The problem is that ~T is not the only possible conclusion. We could also deny premise 2 (T>P). Science is underdetermined in this way because we could also say it is not the case that not the case that T > P. It seems we could prefer to keep T and throw out T>P. The information we have underdetermines which conclusion we should draw. We cannot conclude from the evidence whether we should draw premise ~T (P1-5) or premise ~(T>P)(P1-5). Either of these premises is viable since we've assumed that T is true and that T>P. And there is no way to decide which assumption we should throw out.

Here is a real-life example:

P1)Newton's celestial mechanics is a theory about the motions of the planets

P2) If Newton's celestial mechanics is correct, then the orbits of the planets will be correctly predicted

P3) Newton's celestial mechanics does not correctly predict the advance of the perihelion in Mercury's orbit.

However here is where the underdetermination comes in. We can conclude both that

P4) Therefore Newton's Mechanics is false

or

P4*) Therefore there exists another planet, Vulcan, closer to the Sun that is affecting Mercury's orbit.

In this case, the evidence underdetermines either conclusion. All that can be and has been shown is that one of the theories that we accept is incorrect, but we cannot test one without the others, and so there is no way to tell which.

Here is an argument against scientific falsification that follows from these examples:

P1) A theory is falsifiable if and only if it's tested falsehood is not dependent on the truth of other theories.

P2) If a theory cannot be tested in isolation, then it's tested falsehood is dependent on the truth of other theories.

P3) No theory cann be tested in isolation.

P4) For all theories, their tested falsehood is dependent on the truth of other theories.

P5) Therefore, no theory is falsifiable.

Imagine this scenario. There exists some theory that is falsifiable, but can only be shown to be false when other theories are assumed to be true. If those theories turn out to be false, our original theory cannot be shown to be false. Therefore you have no justification for your claim that science is open to falsification in a determinate way. Science and philosophy are two fields, or families of fields, within the general project of the systematic and rational investigation of the world, distinguished by their subject matter. I think it is ignorant to be unable to appreciate both.

I feel it is far better to stare into the light and let it burn you with truth rather than hide under your comfortable blanket?

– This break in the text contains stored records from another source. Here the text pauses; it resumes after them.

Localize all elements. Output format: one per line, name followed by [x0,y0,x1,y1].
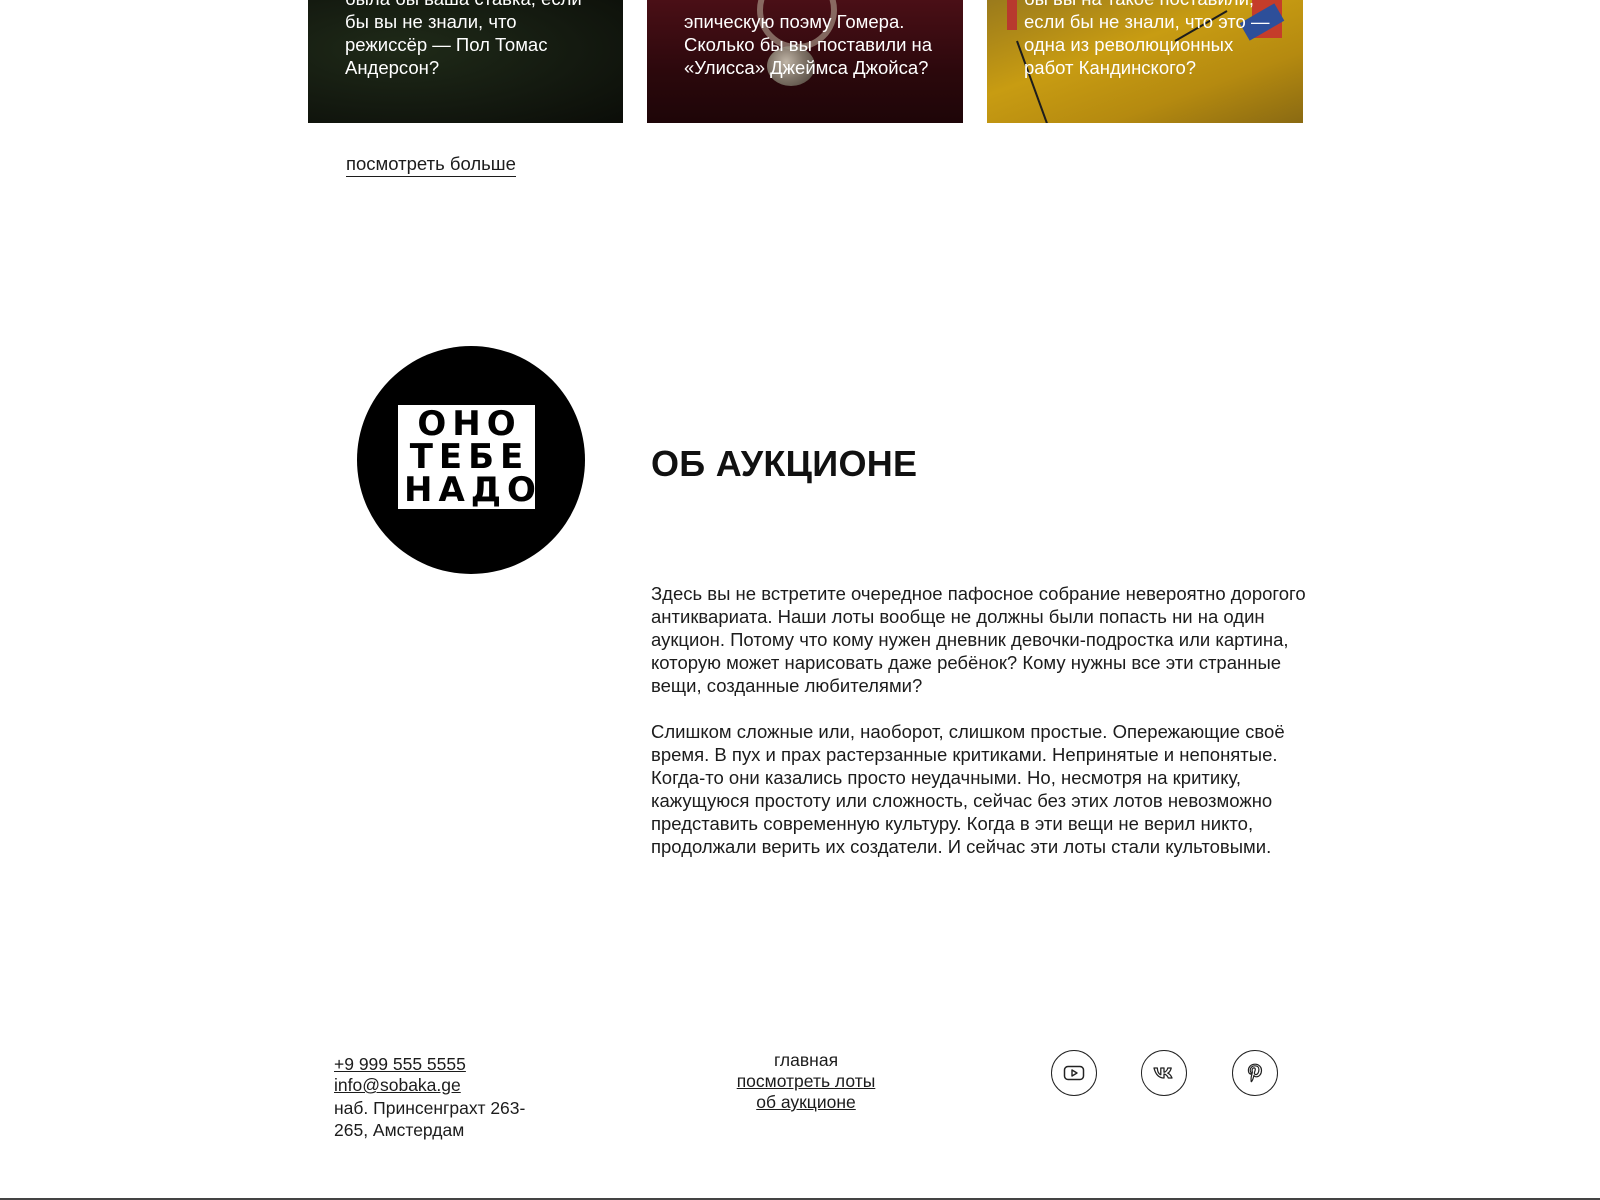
phone-link[interactable]: +9 999 555 5555 [334,1054,534,1075]
logo-line: НАДО [404,469,542,510]
about-paragraph: Здесь вы не встретите очередное пафосное… [651,583,1306,696]
logo-box: ОНО ТЕБЕ НАДО [398,403,542,510]
vk-icon [1153,1067,1173,1079]
logo-line: ТЕБЕ [409,436,530,477]
footer-nav-lots[interactable]: посмотреть лоты [700,1071,912,1092]
youtube-button[interactable] [1051,1050,1097,1096]
lot-card-3[interactable]: бы вы на такое поставили, если бы не зна… [987,0,1303,123]
auction-logo: ОНО ТЕБЕ НАДО [357,346,585,574]
lot-card-text: бы вы на такое поставили, если бы не зна… [1024,0,1270,78]
pinterest-button[interactable] [1232,1050,1278,1096]
lot-card-text: была бы ваша ставка, если бы вы не знали… [345,0,582,78]
lot-card-1[interactable]: была бы ваша ставка, если бы вы не знали… [308,0,623,123]
footer-nav-home[interactable]: главная [700,1050,912,1071]
youtube-icon [1063,1065,1085,1081]
pinterest-icon [1247,1063,1263,1083]
about-paragraph: Слишком сложные или, наоборот, слишком п… [651,721,1285,857]
email-link[interactable]: info@sobaka.ge [334,1075,534,1096]
painting-shape [1007,0,1017,30]
lot-card-2[interactable]: эпическую поэму Гомера. Сколько бы вы по… [647,0,963,123]
footer-nav: главная посмотреть лоты об аукционе [700,1050,912,1113]
vk-button[interactable] [1141,1050,1187,1096]
logo-line: ОНО [417,403,522,444]
footer-nav-about[interactable]: об аукционе [700,1092,912,1113]
lot-card-text: эпическую поэму Гомера. Сколько бы вы по… [684,11,933,78]
see-more-link[interactable]: посмотреть больше [346,153,516,177]
about-text: Здесь вы не встретите очередное пафосное… [651,582,1316,858]
address: наб. Принсенграхт 263-265, Амстердам [334,1098,526,1140]
footer-contacts: +9 999 555 5555 info@sobaka.ge наб. Прин… [334,1054,534,1141]
about-title: ОБ АУКЦИОНЕ [651,443,918,484]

How do you have a theory of truth without taking a philosophical position? Do you endorse a correspodence theory of truth? A deflationary theory of truth? A pragmatic theory of truth? If you refuse to engage with philosophy, I see no reason why you believe your entitled to speak of truth at all.

And what blanket am I hiding under? If you think theism is hiding under a blanket while atheism is "staring into the light", while that may sound silly and pretentious to me, I am not a theist. I do not believe in the existence of God. So what exactly do you mean?